Le problème avec cette co-dépendance économique, dit Roach, est qu’elle est intrinsèquement réactive. « La moindre perturbation s’amplifie, risquant des représailles et un démantèlement progressif. Le ballon de la Chine déclenche une réponse diplomatique de Blinken qui rappelle de manière frappante les actions de la guerre froide 1.0 en 1960, lorsque l’URSS a abattu notre avion espion U-2. Cela, bien sûr, a inauguré la phrase la plus dangereuse de la première guerre froide, qui a abouti à la crise des missiles cubains », dit-il. «Il n’y a aucune confiance dans une codépendance conflictuelle, ce qui rend difficile de reconstituer les éléments d’une relation autrefois saine.
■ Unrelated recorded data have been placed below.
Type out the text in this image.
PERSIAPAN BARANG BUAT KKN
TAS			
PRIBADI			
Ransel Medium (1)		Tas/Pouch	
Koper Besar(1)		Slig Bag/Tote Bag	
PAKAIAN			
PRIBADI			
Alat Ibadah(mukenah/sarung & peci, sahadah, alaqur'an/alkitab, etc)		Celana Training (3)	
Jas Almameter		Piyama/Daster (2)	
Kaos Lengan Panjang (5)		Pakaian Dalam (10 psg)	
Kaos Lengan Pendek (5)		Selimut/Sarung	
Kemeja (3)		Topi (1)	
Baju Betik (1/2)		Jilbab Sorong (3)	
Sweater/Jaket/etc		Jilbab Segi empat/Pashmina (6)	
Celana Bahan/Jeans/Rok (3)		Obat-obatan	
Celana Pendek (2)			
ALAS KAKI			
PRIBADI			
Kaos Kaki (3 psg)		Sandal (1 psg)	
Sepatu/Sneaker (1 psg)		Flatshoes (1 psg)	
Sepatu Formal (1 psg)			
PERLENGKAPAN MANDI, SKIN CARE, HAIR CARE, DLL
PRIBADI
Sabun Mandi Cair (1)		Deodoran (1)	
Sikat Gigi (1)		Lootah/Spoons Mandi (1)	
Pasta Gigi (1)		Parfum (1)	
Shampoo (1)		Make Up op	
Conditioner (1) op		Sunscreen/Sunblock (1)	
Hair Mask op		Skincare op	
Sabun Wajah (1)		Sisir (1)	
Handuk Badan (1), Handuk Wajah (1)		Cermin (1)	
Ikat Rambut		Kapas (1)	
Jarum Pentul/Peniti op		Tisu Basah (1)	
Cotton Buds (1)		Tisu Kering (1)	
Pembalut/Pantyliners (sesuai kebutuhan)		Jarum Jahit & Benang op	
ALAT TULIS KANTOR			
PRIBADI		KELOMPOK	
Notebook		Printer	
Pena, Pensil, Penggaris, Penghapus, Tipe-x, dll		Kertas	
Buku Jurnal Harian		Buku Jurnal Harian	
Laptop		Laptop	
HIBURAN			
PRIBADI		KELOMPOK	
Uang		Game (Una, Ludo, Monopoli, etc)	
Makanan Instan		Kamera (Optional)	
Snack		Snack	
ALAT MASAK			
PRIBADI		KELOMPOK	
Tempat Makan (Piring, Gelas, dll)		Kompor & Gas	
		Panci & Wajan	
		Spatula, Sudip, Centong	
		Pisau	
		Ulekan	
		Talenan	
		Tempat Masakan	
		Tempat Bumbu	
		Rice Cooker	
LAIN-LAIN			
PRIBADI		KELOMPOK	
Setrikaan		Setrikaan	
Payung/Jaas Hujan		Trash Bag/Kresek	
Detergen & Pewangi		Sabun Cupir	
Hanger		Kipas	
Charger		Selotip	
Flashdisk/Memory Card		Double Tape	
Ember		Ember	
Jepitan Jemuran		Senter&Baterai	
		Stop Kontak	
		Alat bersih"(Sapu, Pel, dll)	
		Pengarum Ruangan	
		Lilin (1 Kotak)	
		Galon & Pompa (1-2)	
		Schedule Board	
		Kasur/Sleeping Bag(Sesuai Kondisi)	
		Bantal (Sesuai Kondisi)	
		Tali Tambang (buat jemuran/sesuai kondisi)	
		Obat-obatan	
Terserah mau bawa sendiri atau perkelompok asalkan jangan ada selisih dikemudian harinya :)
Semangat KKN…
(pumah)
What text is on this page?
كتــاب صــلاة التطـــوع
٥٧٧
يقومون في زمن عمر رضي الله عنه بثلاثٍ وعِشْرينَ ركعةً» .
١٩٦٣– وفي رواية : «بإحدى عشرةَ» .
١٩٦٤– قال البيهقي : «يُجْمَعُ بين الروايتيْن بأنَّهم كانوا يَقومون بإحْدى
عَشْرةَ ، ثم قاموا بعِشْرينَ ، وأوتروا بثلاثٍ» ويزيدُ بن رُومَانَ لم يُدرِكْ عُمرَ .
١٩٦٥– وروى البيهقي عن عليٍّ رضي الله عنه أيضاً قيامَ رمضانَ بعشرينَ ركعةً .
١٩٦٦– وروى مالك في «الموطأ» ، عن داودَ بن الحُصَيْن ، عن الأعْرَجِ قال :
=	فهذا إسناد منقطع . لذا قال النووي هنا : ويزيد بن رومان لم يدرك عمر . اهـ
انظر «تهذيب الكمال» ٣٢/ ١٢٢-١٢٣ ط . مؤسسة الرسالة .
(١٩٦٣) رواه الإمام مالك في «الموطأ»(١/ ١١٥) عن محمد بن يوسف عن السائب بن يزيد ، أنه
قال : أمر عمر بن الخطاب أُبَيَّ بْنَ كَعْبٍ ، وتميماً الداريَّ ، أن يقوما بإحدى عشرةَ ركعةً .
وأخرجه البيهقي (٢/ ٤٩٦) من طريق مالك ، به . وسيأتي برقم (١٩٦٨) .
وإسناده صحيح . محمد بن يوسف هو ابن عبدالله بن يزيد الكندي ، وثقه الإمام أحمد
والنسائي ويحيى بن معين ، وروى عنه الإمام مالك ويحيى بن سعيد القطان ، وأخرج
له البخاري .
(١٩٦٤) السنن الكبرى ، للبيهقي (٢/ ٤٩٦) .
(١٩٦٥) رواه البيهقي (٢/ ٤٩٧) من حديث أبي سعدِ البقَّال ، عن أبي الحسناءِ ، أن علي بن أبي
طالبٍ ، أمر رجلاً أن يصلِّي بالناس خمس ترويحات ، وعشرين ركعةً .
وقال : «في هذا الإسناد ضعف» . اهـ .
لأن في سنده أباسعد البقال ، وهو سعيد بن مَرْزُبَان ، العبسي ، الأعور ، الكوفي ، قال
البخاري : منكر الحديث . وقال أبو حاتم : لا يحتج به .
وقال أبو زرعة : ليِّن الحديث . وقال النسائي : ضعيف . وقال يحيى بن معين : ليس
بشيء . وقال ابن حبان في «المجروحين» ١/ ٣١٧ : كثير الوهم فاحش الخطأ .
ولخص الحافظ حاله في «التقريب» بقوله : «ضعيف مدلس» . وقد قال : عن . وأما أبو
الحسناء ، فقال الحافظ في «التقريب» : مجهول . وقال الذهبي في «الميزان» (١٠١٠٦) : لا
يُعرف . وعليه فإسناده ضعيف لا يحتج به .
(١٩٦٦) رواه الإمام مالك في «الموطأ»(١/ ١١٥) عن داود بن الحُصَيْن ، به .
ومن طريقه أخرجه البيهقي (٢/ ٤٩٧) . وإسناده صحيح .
Cela laisse la codépendance conflictuelle hyper-vulnérable aux points d’éclair. Alors que le président de la Chambre des représentants, Kevin McCarthy, se rendra bientôt à Taïwan, on peut se demander si cette nation insulaire sera le prochain Cuba.

Alors, comment les deux parties peuvent-elles s’éloigner sur la pointe des pieds d’un résultat aussi désastreux ? En faisant ce que tout bon thérapeute conseillerait – en utilisant des déclarations en «je». Les décideurs américains doivent admettre que la dette est importante, et les États-Unis doivent finalement commencer à vivre selon leurs moyens, à épargner davantage et à utiliser ces économies pour financer les éléments qui alimentent la croissance réelle – les infrastructures, l’éducation et la R&D de base – plutôt que le type financier. Cette Maison Blanche a pris un bon départ avec le plan de sauvetage américain et le Chips Act, mais il faudra des années, voire des décennies, pour combler le fossé des investissements de Main Street en Amérique.

La Chine, pour sa part, doit se demander comment et pourquoi elle a perdu la confiance du monde. Des fermetures aux attaques politiques contre le secteur privé en passant par le capitalisme de surveillance, il y a une raison pour laquelle les consommateurs chinois gardent toujours autant d’argent sous leur matelas. Vous n’avez pas besoin d’un ballon pour voir que ce n’est pas la faute de l’Amérique.